Farking Chinese script kiddies!
Massive DDoS Attack – Resolved/Monitoring
Posted In: Other Issues — Oct 07th, 2010 at 3:59 am EST by trevor
Incident Description:
Customers are experiencing intermittent slowness, poor connectivity, unresolved name servers, and FTP denial. This is caused by a DDoS attack. (Denial of Service) Our system administration department is blocking the offending IP addresses now. This attack is very large. After several attempts to isolate the source we had to temporarily block a large IP range from China, which is the source of the attack. This is a temporary block.
Which Customers are Impacted?
Customers with accounts located on Control panels 8, 9, and 10.
How are Customers Impacted?
Domain name not resolving, Site Slowness, Poor FTP connectivity.
How often will we be updated?
Hourly
Time to Resolution (ETA)
unknown
Incident Updates
* We are blocking offending IP addresses now.
* 6am Update: After several attempts to isolate the source we had to temporarily block a large IP range from China, which is the source of the attack.
*7am Update: We are still working to resolve the DDoS attack on our servers. This attack has resulted in several IP ranges being blocked.
* 8:30am Update: Unfortunately, we have no new information to share at this time. A large amount of incoming IP addresses from one of our providers had to be blocked.

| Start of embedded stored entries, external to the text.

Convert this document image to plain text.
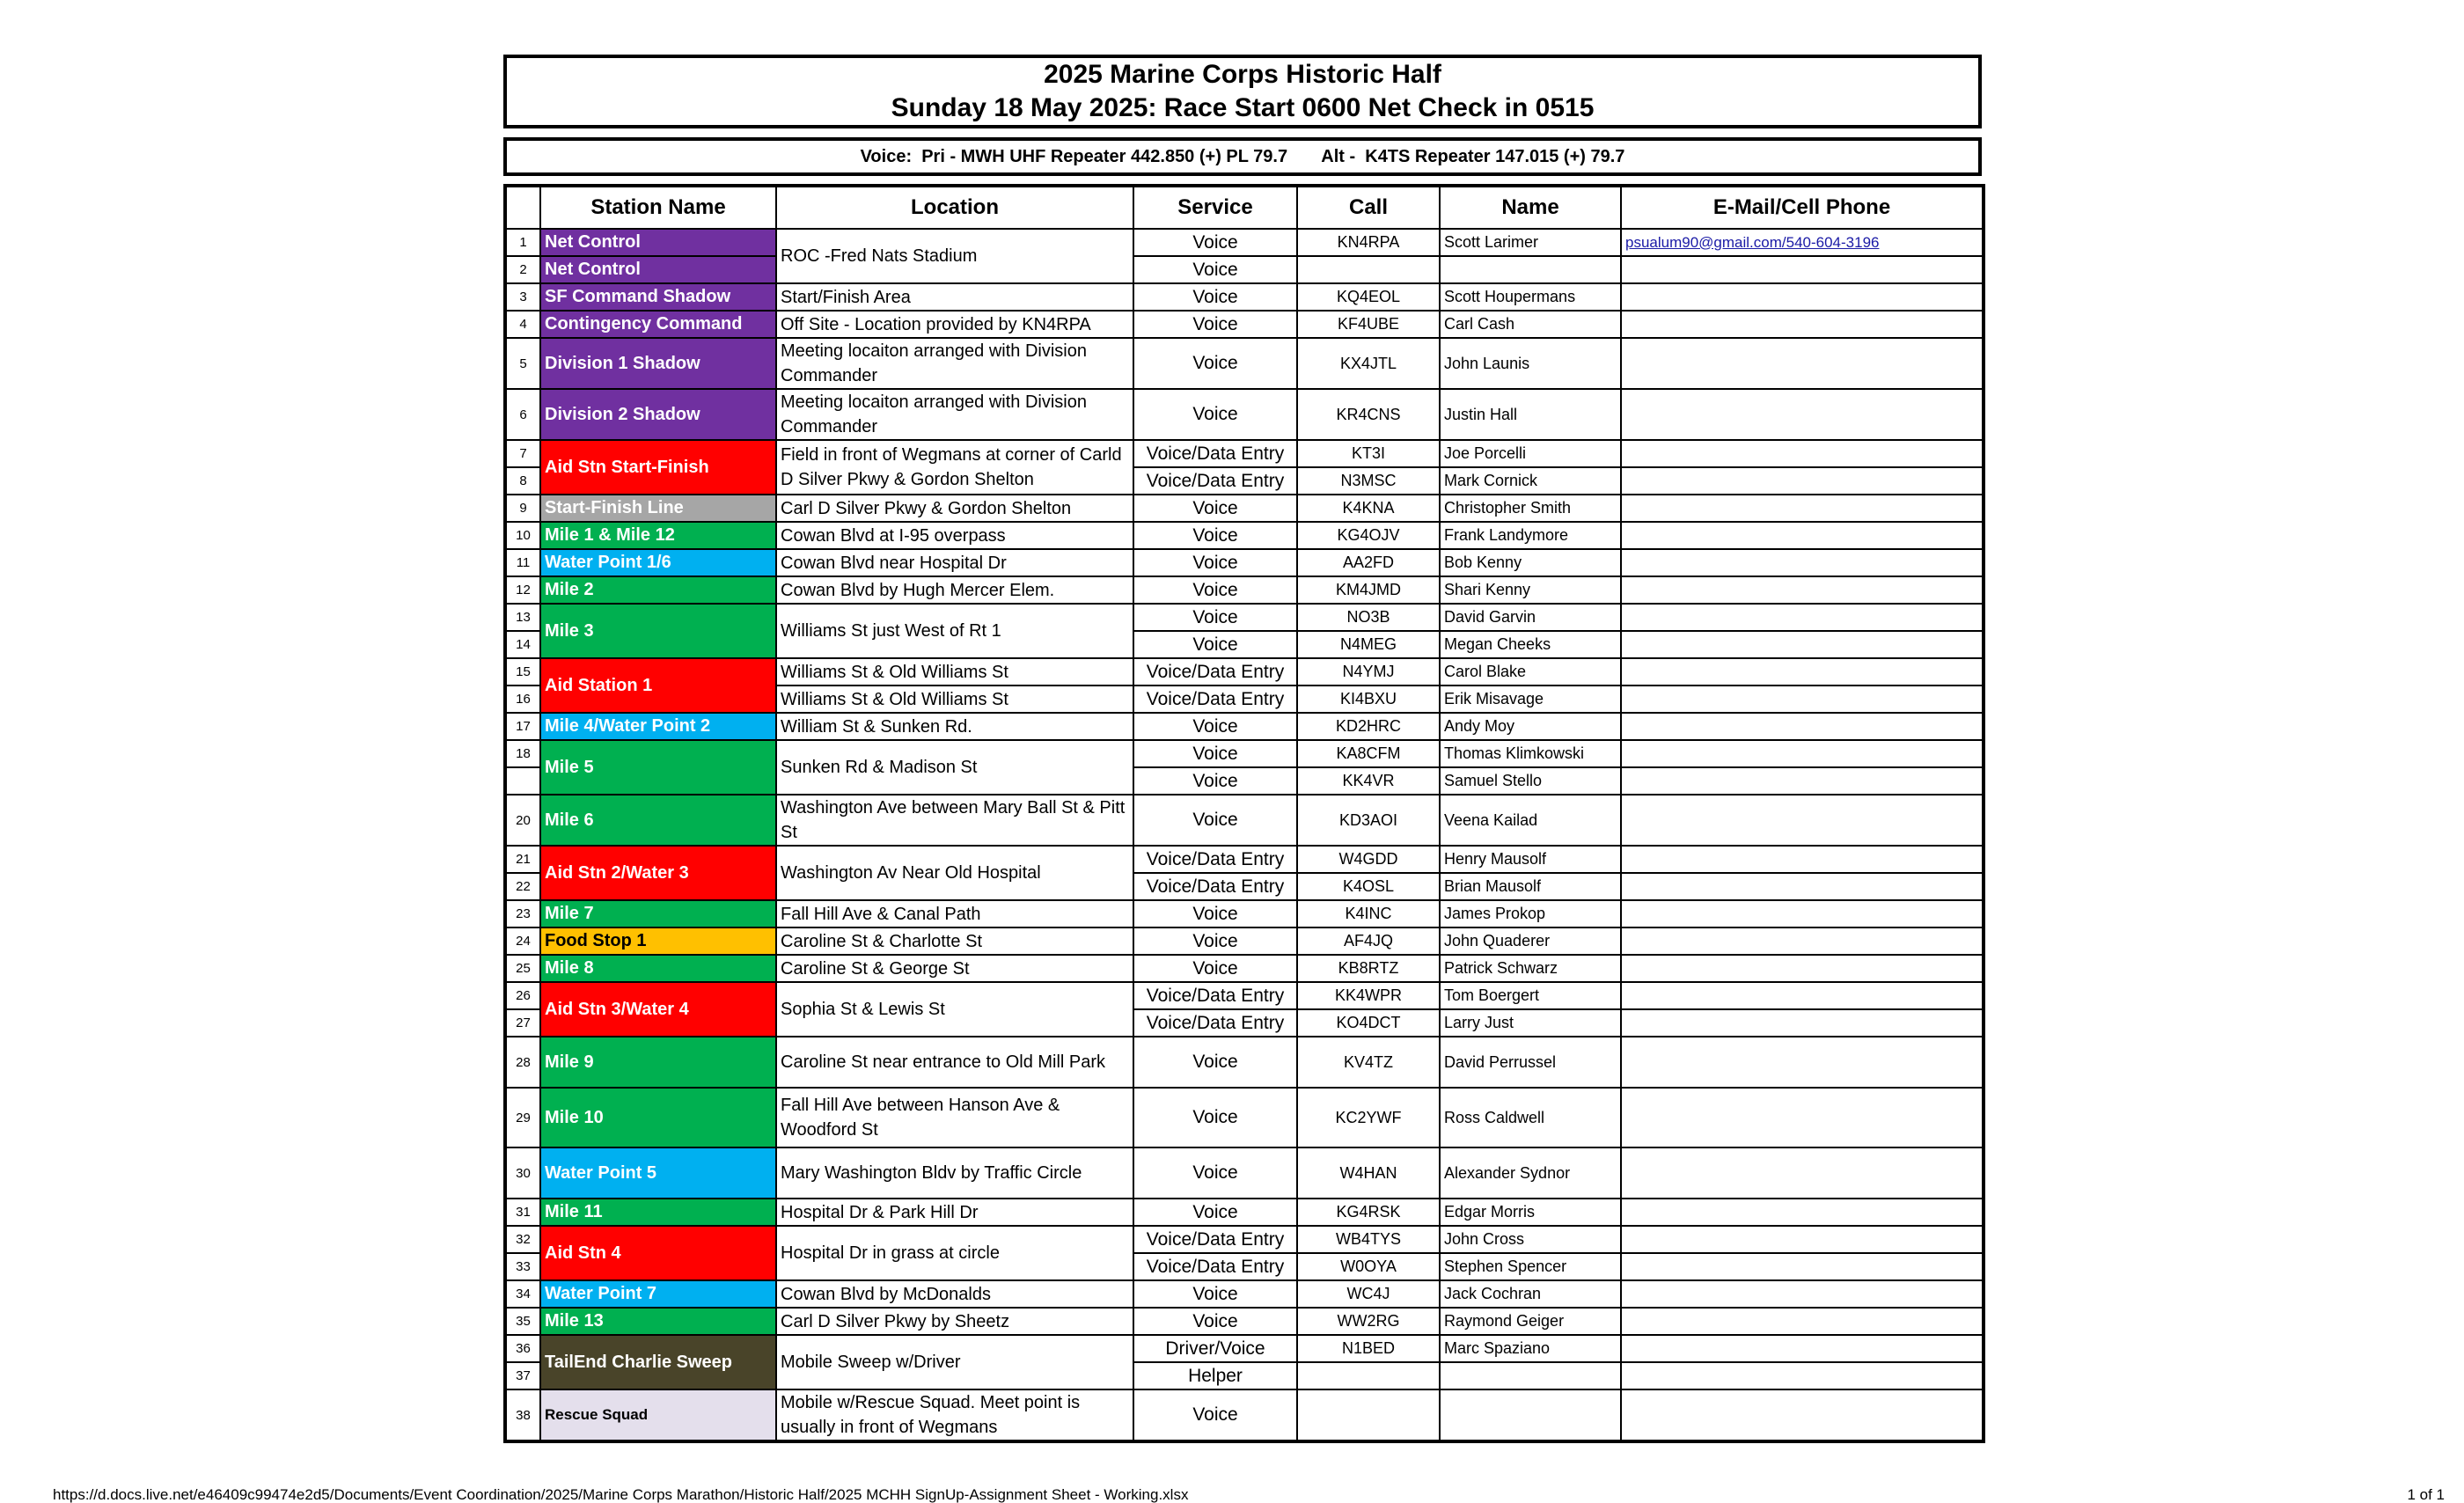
2025 Marine Corps Historic Half
Sunday 18 May 2025: Race Start 0600 Net Check in 0515
Voice:  Pri - MWH UHF Repeater 442.850 (+) PL 79.7       Alt -  K4TS Repeater 147.015 (+) 79.7
	Station Name	Location	Service	Call	Name	E-Mail/Cell Phone
1	Net Control	ROC -Fred Nats Stadium	Voice	KN4RPA	Scott Larimer	psualum90@gmail.com/540-604-3196
2	Net Control		Voice			
3	SF Command Shadow	Start/Finish Area	Voice	KQ4EOL	Scott Houpermans	
4	Contingency Command	Off Site - Location provided by KN4RPA	Voice	KF4UBE	Carl Cash	
5	Division 1 Shadow	Meeting locaiton arranged with Division Commander	Voice	KX4JTL	John Launis	
6	Division 2 Shadow	Meeting locaiton arranged with Division Commander	Voice	KR4CNS	Justin Hall	
7	Aid Stn Start-Finish	Field in front of Wegmans at corner of Carld D Silver Pkwy & Gordon Shelton	Voice/Data Entry	KT3I	Joe Porcelli	
8			Voice/Data Entry	N3MSC	Mark Cornick	
9	Start-Finish Line	Carl D Silver Pkwy & Gordon Shelton	Voice	K4KNA	Christopher Smith	
10	Mile 1 & Mile 12	Cowan Blvd at I-95 overpass	Voice	KG4OJV	Frank Landymore	
11	Water Point 1/6	Cowan Blvd near Hospital Dr	Voice	AA2FD	Bob Kenny	
12	Mile 2	Cowan Blvd by Hugh Mercer Elem.	Voice	KM4JMD	Shari Kenny	
13	Mile 3	Williams St just West of Rt 1	Voice	NO3B	David Garvin	
14			Voice	N4MEG	Megan Cheeks	
15	Aid Station 1	Williams St & Old Williams St	Voice/Data Entry	N4YMJ	Carol Blake	
16		Williams St & Old Williams St	Voice/Data Entry	KI4BXU	Erik Misavage	
17	Mile 4/Water Point 2	William St & Sunken Rd.	Voice	KD2HRC	Andy Moy	
18	Mile 5	Sunken Rd & Madison St	Voice	KA8CFM	Thomas Klimkowski	
			Voice	KK4VR	Samuel Stello	
20	Mile 6	Washington Ave between Mary Ball St & Pitt St	Voice	KD3AOI	Veena Kailad	
21	Aid Stn 2/Water 3	Washington Av Near Old Hospital	Voice/Data Entry	W4GDD	Henry Mausolf	
22			Voice/Data Entry	K4OSL	Brian Mausolf	
23	Mile 7	Fall Hill Ave & Canal Path	Voice	K4INC	James Prokop	
24	Food Stop 1	Caroline St & Charlotte St	Voice	AF4JQ	John Quaderer	
25	Mile 8	Caroline St & George St	Voice	KB8RTZ	Patrick Schwarz	
26	Aid Stn 3/Water 4	Sophia St & Lewis St	Voice/Data Entry	KK4WPR	Tom Boergert	
27			Voice/Data Entry	KO4DCT	Larry Just	
28	Mile 9	Caroline St near entrance to Old Mill Park	Voice	KV4TZ	David Perrussel	
29	Mile 10	Fall Hill Ave between Hanson Ave & Woodford St	Voice	KC2YWF	Ross Caldwell	
30	Water Point 5	Mary Washington Bldv by Traffic Circle	Voice	W4HAN	Alexander Sydnor	
31	Mile 11	Hospital Dr & Park Hill Dr	Voice	KG4RSK	Edgar Morris	
32	Aid Stn 4	Hospital Dr in grass at circle	Voice/Data Entry	WB4TYS	John Cross	
33			Voice/Data Entry	W0OYA	Stephen Spencer	
34	Water Point 7	Cowan Blvd by McDonalds	Voice	WC4J	Jack Cochran	
35	Mile 13	Carl D Silver Pkwy by Sheetz	Voice	WW2RG	Raymond Geiger	
36	TailEnd Charlie Sweep	Mobile Sweep w/Driver	Driver/Voice	N1BED	Marc Spaziano	
37			Helper			
38	Rescue Squad	Mobile w/Rescue Squad. Meet point is usually in front of Wegmans	Voice			
https://d.docs.live.net/e46409c99474e2d5/Documents/Event Coordination/2025/Marine Corps Marathon/Historic Half/2025 MCHH SignUp-Assignment Sheet - Working.xlsx	1 of 1
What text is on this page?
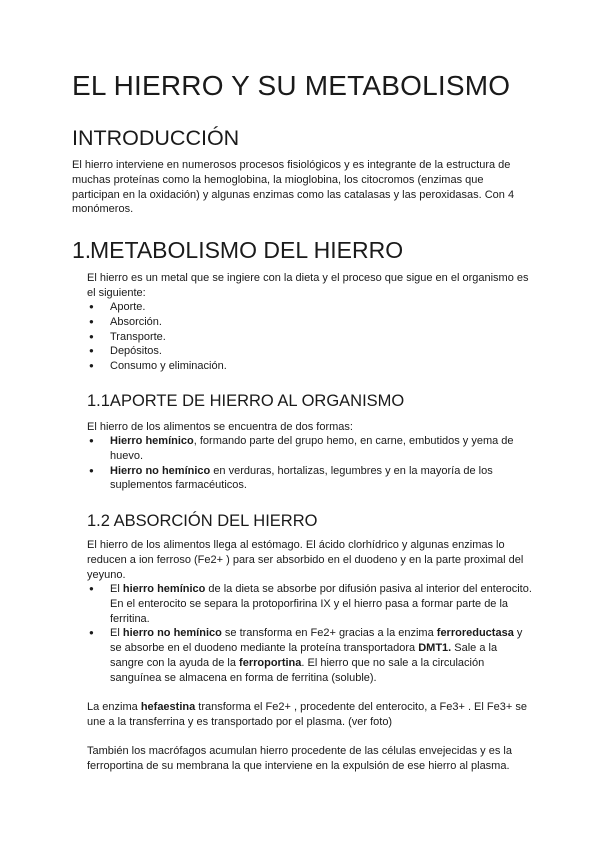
EL HIERRO Y SU METABOLISMO
INTRODUCCIÓN
El hierro interviene en numerosos procesos fisiológicos y es integrante de la estructura de muchas proteínas como la hemoglobina, la mioglobina, los citocromos (enzimas que participan en la oxidación) y algunas enzimas como las catalasas y las peroxidasas. Con 4 monómeros.
1.METABOLISMO DEL HIERRO
El hierro es un metal que se ingiere con la dieta y el proceso que sigue en el organismo es el siguiente:
● Aporte.
● Absorción.
● Transporte.
● Depósitos.
● Consumo y eliminación.
1.1APORTE DE HIERRO AL ORGANISMO
El hierro de los alimentos se encuentra de dos formas:
● Hierro hemínico, formando parte del grupo hemo, en carne, embutidos y yema de huevo.
● Hierro no hemínico en verduras, hortalizas, legumbres y en la mayoría de los suplementos farmacéuticos.
1.2 ABSORCIÓN DEL HIERRO
El hierro de los alimentos llega al estómago. El ácido clorhídrico y algunas enzimas lo reducen a ion ferroso (Fe2+ ) para ser absorbido en el duodeno y en la parte proximal del yeyuno.
● El hierro hemínico de la dieta se absorbe por difusión pasiva al interior del enterocito. En el enterocito se separa la protoporfirina IX y el hierro pasa a formar parte de la ferritina.
● El hierro no hemínico se transforma en Fe2+ gracias a la enzima ferroreductasa y se absorbe en el duodeno mediante la proteína transportadora DMT1. Sale a la sangre con la ayuda de la ferroportina. El hierro que no sale a la circulación sanguínea se almacena en forma de ferritina (soluble).
La enzima hefaestina transforma el Fe2+ , procedente del enterocito, a Fe3+ . El Fe3+ se une a la transferrina y es transportado por el plasma. (ver foto)
También los macrófagos acumulan hierro procedente de las células envejecidas y es la ferroportina de su membrana la que interviene en la expulsión de ese hierro al plasma.
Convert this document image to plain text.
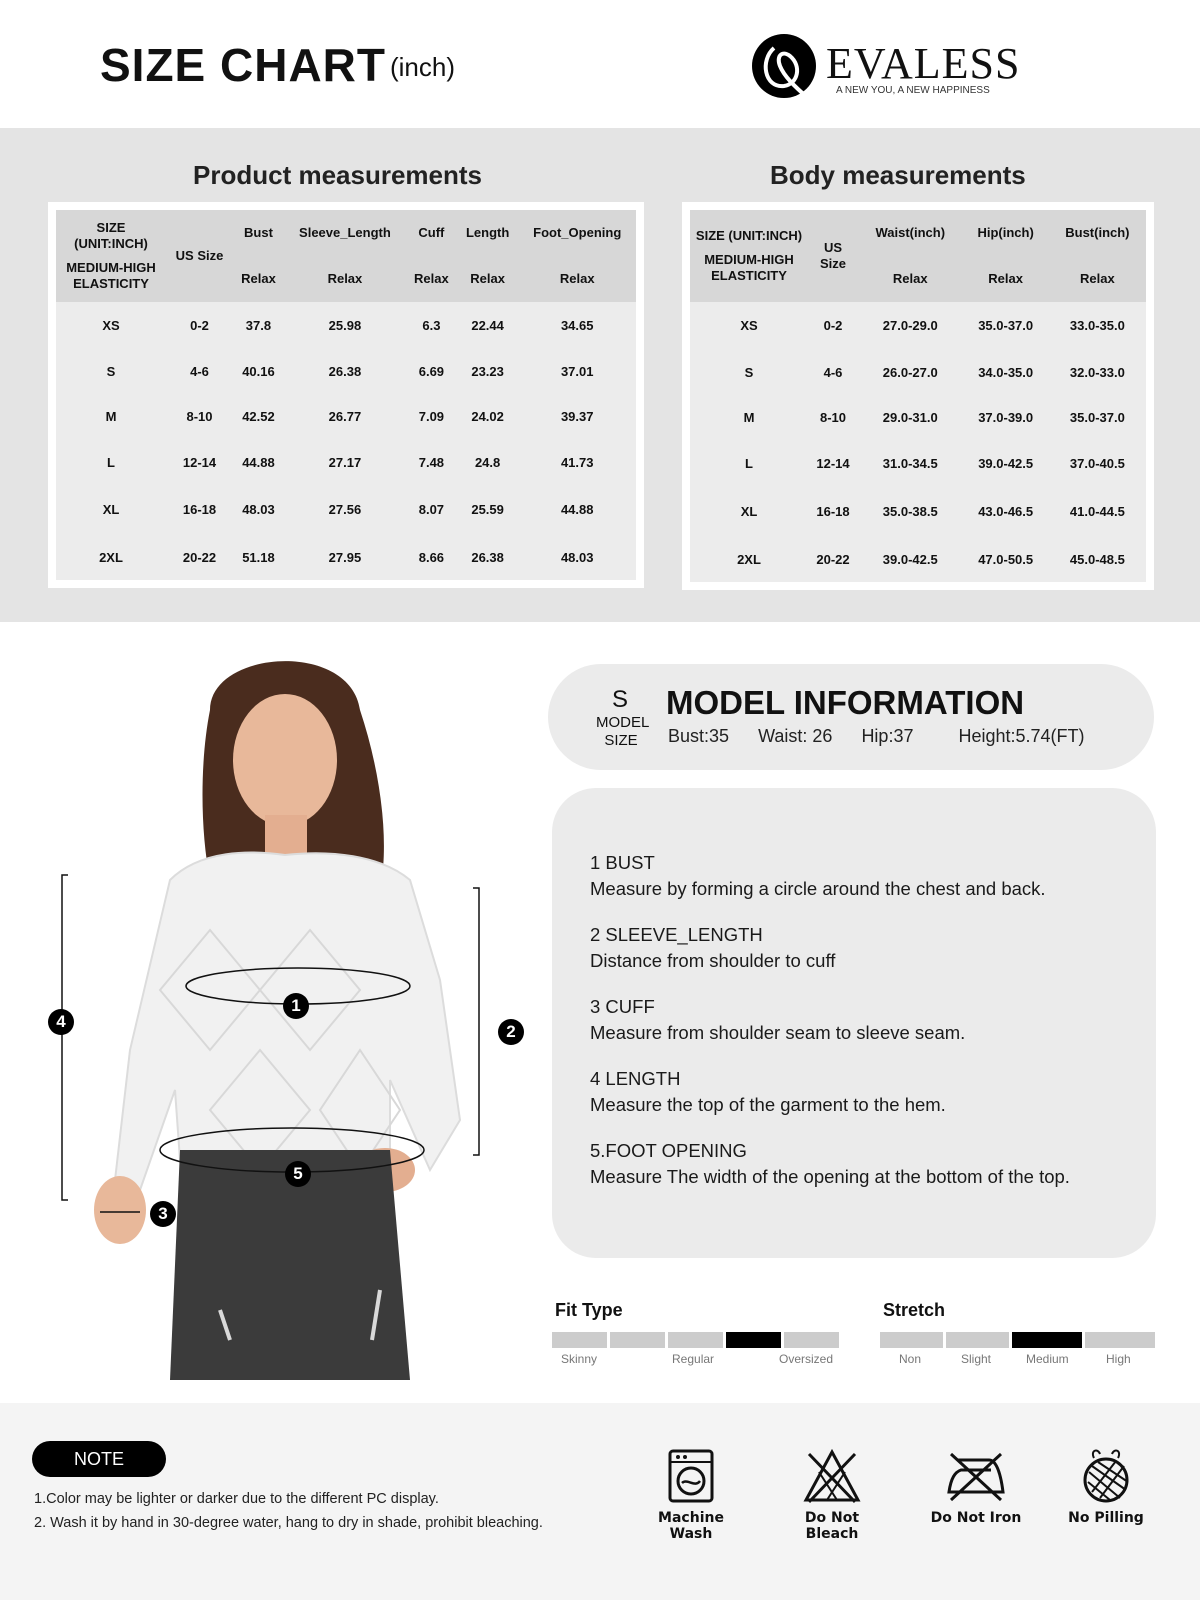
SIZE CHART (inch)	EVALESS
A NEW YOU, A NEW HAPPINESS
Product measurements	Body measurements
SIZE (UNIT:INCH)
MEDIUM-HIGH ELASTICITY	US Size	Bust	Sleeve_Length	Cuff	Length	Foot_Opening
		Relax	Relax	Relax	Relax	Relax
XS	0-2	37.8	25.98	6.3	22.44	34.65
S	4-6	40.16	26.38	6.69	23.23	37.01
M	8-10	42.52	26.77	7.09	24.02	39.37
L	12-14	44.88	27.17	7.48	24.8	41.73
XL	16-18	48.03	27.56	8.07	25.59	44.88
2XL	20-22	51.18	27.95	8.66	26.38	48.03
SIZE (UNIT:INCH)
MEDIUM-HIGH ELASTICITY	US Size	Waist(inch)	Hip(inch)	Bust(inch)
		Relax	Relax	Relax
XS	0-2	27.0-29.0	35.0-37.0	33.0-35.0
S	4-6	26.0-27.0	34.0-35.0	32.0-33.0
M	8-10	29.0-31.0	37.0-39.0	35.0-37.0
L	12-14	31.0-34.5	39.0-42.5	37.0-40.5
XL	16-18	35.0-38.5	43.0-46.5	41.0-44.5
2XL	20-22	39.0-42.5	47.0-50.5	45.0-48.5
1
2
3
4
5
S
MODEL SIZE
MODEL INFORMATION
Bust:35 Waist: 26 Hip:37	Height:5.74(FT)
1 BUST
Measure by forming a circle around the chest and back.
2 SLEEVE_LENGTH
Distance from shoulder to cuff
3 CUFF
Measure from shoulder seam to sleeve seam.
4 LENGTH
Measure the top of the garment to the hem.
5.FOOT OPENING
Measure The width of the opening at the bottom of the top.
Fit Type
Skinny	Regular	Oversized
Stretch
Non	Slight	Medium	High
NOTE
1.Color may be lighter or darker due to the different PC display.
2. Wash it by hand in 30-degree water, hang to dry in shade, prohibit bleaching.	Machine Wash
Do Not Bleach
Do Not Iron	No Pilling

* 10:04am Update At this time this is not an average DDoS attack, this is a large scale and professional attack from a large network with very high resources. We are having to block almost all of Asia IP addresses, as this targeted attack is very sophisticated and is rerouting as we block individual IPs. This is a seriously difficult attack, and all network and system engineers are working to restore the issue. Currently the attack is targeting our DNS servers, and even adjusting as we move IPs and reroute them. This is why some site are becoming available by IP but not DNS. Also some customers will have DNS Caching that will have to clear or expire before sites are visible. We apologize for the problems and promise we are doing all we can. Lisa Grice - Director of Customer Service
* 11:06am Update: Just a clarification point, this is mostly affecting cps: 8,9,&10 (which for those of you that are curious is why ixwebhosting.com is still up--we are in the same datacenter, but not the same CPs). Also, we are making some progress, so some sites are coming back. Please also check your site by IP, if IP works, then DNS caching will just have to clear for you to see your sites.
* 12:02pm Update: Ok, we have a fix in (phew!). We are hopeful and monitoring at this point. Its not the type of situation like a hardware or software problem that we can say 'fixed' and its done, we have to watch a while and make sure there are no other cracks or holes that the attackers can get through. Please try your sites by IP and DNS and our support folks are standing by if you still need help. (our network engineers have collapsed and may be face down on their desks, though). Lisa Grice - Director of Customer Service
* 1:30pm Update: We have made some networking changes for our Name Servers. We have also taken steps to improve the network connection to those servers. We are still experiencing some problems and are continuing to work on it and monitor services.
* 2:44pm Update: As of around 2:00 PM EST the DoS attack has ended. There are still some customers located in China that will be unable to view their sites at this time.